In March, I published a piece on the best cloud computing exchange-traded funds (ETFs). For this article, I’m discussing the top cloud computing stocks for 2023.
As I often like to do, I scour ETFs to develop stock ideas. In my previous piece, the funds I selected were the First Trust Cloud Computing ETF (NASDAQ:SKYY), the WisdomTree Cloud Computing Fund (NASDAQ:WCLD) and ARK Next Generation Internet ETF (NYSEARCA:ARKW).
I pointed to a statistic from McKinsey, which “estimates that the cloud adoption by Forbes Global 2000 companies could generate $3 trillion in EBITDA by 2030.”
Below I’ve selected three cloud stocks with high growth potential, one from each ETF. I aimed for names with at least 20% revenue growth in each of the past three years, GAAP or even non-GAAP profitability, a market capitalization of at least $500 million, a bullish analyst rating and a target price at least 10% above where it’s currently trading.
HUBS | HubSpot | $415.56 |
VEEV | Veeva Systems | $177.00 |
NVDA | Nvidia | $269.56 |
HubSpot (HUBS)
HubSpot (NYSE:HUBS) is the 19th-largest position of SKYY with a 2% weighting.
HubSpot provides customers with a cloud-based customer relationship management (CRM) platform to drive their businesses. From small businesses to large enterprises, HubSpot’s various hubs — marketing, sales, service, content management software and operations — help firms grow while connecting all of their data.
With more than 167,000 customers around the world, HubSpot has three-year annualized revenue growth of 36.9%. In 2022, it had a non-GAAP operating profit of $169.1 million, up 44% over 2021. It also grew its customer base by 24% last year.
Thirty analysts are covering its stock, with 24 giving it a “buy” rating. Their average target price of $452.38 is about 9% higher than where shares currently trade. That’s below the 10% threshold I mentioned above following a 3%-plus pop in the stock today. Thus, investors may want to wait for a pullback before getting in.
For 2023, management expects revenue of at least $2.05 billion, with non-GAAP operating income of $250 million at the midpoint of its guidance. That would represent growth of 18.5% and 48%, respectively.
Veeva Systems (VEEVA)
Veeva Systems (NYSE:VEEV) is the 10th-largest position of WCLD with a 1.6% weighting. Veeva also happens to be the 38th-largest position of SKKY.
I last discussed Veeva Systems in June 2020. At the time, I liked the provider of cloud-based software for the life sciences industry because of its free cash flow generation and cash on its balance sheet.
Over the past three years, Veeva has grown revenue and operating income annually by 25% and 17.1%, respectively. It has generated free cash flow of $780.5 million in the trailing 12 months.
There are 29 analysts covering VEEV stock, with 17 giving it an “overweight” or “buy” rating. Their average target price of $205.88 is 16% higher than where it currently trades.

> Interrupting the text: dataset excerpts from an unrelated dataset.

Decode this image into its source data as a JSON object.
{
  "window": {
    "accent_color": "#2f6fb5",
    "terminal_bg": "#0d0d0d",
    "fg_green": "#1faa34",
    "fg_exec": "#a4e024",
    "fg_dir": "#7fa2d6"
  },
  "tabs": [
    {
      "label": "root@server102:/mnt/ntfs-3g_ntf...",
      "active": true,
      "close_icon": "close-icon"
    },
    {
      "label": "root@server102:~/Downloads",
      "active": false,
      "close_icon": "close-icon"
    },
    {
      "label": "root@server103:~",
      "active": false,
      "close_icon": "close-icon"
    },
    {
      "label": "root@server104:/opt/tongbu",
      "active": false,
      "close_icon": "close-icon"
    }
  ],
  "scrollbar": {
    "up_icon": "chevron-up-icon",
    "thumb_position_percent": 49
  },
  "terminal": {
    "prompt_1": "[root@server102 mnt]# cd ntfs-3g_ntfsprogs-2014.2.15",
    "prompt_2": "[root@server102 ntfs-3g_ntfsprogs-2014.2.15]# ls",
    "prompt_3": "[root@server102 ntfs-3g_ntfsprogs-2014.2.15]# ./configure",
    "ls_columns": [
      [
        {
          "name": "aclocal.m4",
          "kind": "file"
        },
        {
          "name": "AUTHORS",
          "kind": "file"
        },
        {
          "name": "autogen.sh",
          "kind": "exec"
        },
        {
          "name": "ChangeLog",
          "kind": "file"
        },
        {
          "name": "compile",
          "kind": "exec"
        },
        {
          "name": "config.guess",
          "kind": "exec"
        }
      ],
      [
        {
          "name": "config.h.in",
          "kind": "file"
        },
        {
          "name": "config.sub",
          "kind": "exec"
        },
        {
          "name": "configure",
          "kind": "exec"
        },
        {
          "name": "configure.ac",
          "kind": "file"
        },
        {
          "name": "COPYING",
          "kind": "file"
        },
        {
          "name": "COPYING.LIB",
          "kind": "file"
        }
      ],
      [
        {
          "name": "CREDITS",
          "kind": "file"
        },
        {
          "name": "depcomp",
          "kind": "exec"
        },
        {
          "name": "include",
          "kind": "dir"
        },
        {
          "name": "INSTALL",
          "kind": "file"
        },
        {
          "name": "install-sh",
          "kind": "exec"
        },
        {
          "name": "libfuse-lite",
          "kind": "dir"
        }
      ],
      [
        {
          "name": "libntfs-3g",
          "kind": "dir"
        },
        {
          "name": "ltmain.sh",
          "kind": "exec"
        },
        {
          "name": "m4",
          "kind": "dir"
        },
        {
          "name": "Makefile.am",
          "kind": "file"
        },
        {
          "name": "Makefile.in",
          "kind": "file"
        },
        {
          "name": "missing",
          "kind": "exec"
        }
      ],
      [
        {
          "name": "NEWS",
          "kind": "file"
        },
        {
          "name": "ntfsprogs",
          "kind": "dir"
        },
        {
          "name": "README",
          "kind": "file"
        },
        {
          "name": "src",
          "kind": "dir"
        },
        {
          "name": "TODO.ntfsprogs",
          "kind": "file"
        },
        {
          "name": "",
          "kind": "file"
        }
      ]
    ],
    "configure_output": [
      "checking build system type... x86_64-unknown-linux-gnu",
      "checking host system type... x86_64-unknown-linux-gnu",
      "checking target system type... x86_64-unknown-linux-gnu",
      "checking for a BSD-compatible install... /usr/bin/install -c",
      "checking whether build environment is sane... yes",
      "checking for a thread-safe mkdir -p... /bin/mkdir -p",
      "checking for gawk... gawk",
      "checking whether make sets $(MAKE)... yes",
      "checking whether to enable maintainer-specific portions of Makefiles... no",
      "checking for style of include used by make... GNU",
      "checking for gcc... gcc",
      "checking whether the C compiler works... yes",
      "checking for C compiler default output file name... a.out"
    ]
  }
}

For its most recent fiscal year, which ended Jan. 31, Veeva delivered GAAP net income of $487.7 million on $2.16 billion in revenue. It finished the year with 1,388 customers, up 14%. In fiscal 2024, management expects revenue of at least $2.35 billion, with non-GAAP operating income of $800 million. That would represent growth of 8.8% and 64%, respectively.
Nvidia (NVDA)
Nvidia (NASDAQ:NVDA) is the 18th-largest position of ARKW, which is managed by famed investor Cathie Wood, with a 1.5% weighting.
Nvidia Chief Investment Officer (CEO) Jensen Huang is one of the tech industry’s best leaders. His current push of the chip designer into artificial intelligence (AI) will continue to pay dividends for years.
In March, InvestorPlace’s Louis Navellier wrote:
What really caught investors’ attention, however, were some statements made by Nvidia CEO Jensen Huang. He boldly declared, “AI is at an inflection point, setting up for broad adoption reaching into every industry.”
Huang assured that his company is “set to help customers take advantage of breakthroughs in generative AI and large language models.”
Over the past three years, Nvidia grew its revenue and operating income by 35.2% and 25.1%, respectively, on an annualized basis, with free cash flow of $3.8 billion in the trailing 12 months.
There are 47 analysts covering its stock, with 34 giving it an “overweight” or “buy” rating. Their average target price of $300 is 11% higher than where shares currently trade.
On the date of publication, Will Ashworth did not have (either directly or indirectly) any positions in the securities mentioned in this article. The opinions expressed in this article are those of the writer, subject to the InvestorPlace.com Publishing Guidelines.